Transfering all files from Fixlet sites
  1. Locate the masthead file (.efxm file) for the site you want to gather downloads.

  2. Run the BES Download Cacher utility with the following command:
    BES_Download_Cacher.exe -m <MyMasthead.efxm> -x downloads
    This could take a very long time as it will download every file referenced in the Fixlet site (maybe several Gigabytes) and put the files in the "downloads" folder. Note that if the files already exist in the "downloads" folder, they will not be re-downloaded. Files will be named with their sha1 checksum.

  3. When the download finishes, copy the contents of the downloads folder (just the files, not the folder) into the sha1 folder on the main BES Server.
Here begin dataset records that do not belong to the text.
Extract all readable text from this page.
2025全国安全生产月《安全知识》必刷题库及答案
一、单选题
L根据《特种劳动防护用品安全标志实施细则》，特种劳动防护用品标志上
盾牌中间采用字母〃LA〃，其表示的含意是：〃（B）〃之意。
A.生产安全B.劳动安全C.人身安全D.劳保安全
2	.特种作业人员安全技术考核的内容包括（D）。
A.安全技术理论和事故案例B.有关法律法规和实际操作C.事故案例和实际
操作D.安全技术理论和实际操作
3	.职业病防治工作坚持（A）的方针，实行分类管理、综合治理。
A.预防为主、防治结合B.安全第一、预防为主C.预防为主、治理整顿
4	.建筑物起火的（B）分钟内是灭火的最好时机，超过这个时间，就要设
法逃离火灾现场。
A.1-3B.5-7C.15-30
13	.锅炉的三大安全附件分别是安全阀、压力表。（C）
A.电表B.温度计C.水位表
The default location for the sha1 folder is "C:\Program Files\BigFix Enterprise\BES Server\wwwrootbes\bfmirror\downloads\sha1". The BES Server will use these files instead of trying to download them from the internet.

  4. If you run the download cacher later, you can look at the modification time of the files to see which are the newest files that are downloaded. Using this method, you can transfer only the newest files to the Main BES Server instead of copying every file each time.

If you need to download a single file (instead of all the files of a Fixlet site), use the instructions below:

Transfering a single file
  1. Run the BES Download Cacher utility with the following command:
    BES_Download_Cacher.exe -u <url> -x downloads

  2. When the download finishes, copy the contents of the downloads folder (just the file, not the folder) into the sha1 folder on the main BES Server.

You may need to increase the size of the cache on the main BES Server so that it does not try to empty any files from the cache. Use the BES Download Cacher to increase the size of the cache with the command:
BES_Download_Cacher.exe -c <Cache Size(Bytes)>

The default size is 1024 MB.

After the files are cached in the BES Server sha1 folder, they will be automatically delivered to the BES Relays/BES Clients when you click on an action in the Fixlet message that references a downloaded file. If the file is not cached, the BES Console will give you a status of "Waiting for Mirror Server" indefinitely after you deploy an action. More information about how the BES cache works is available here.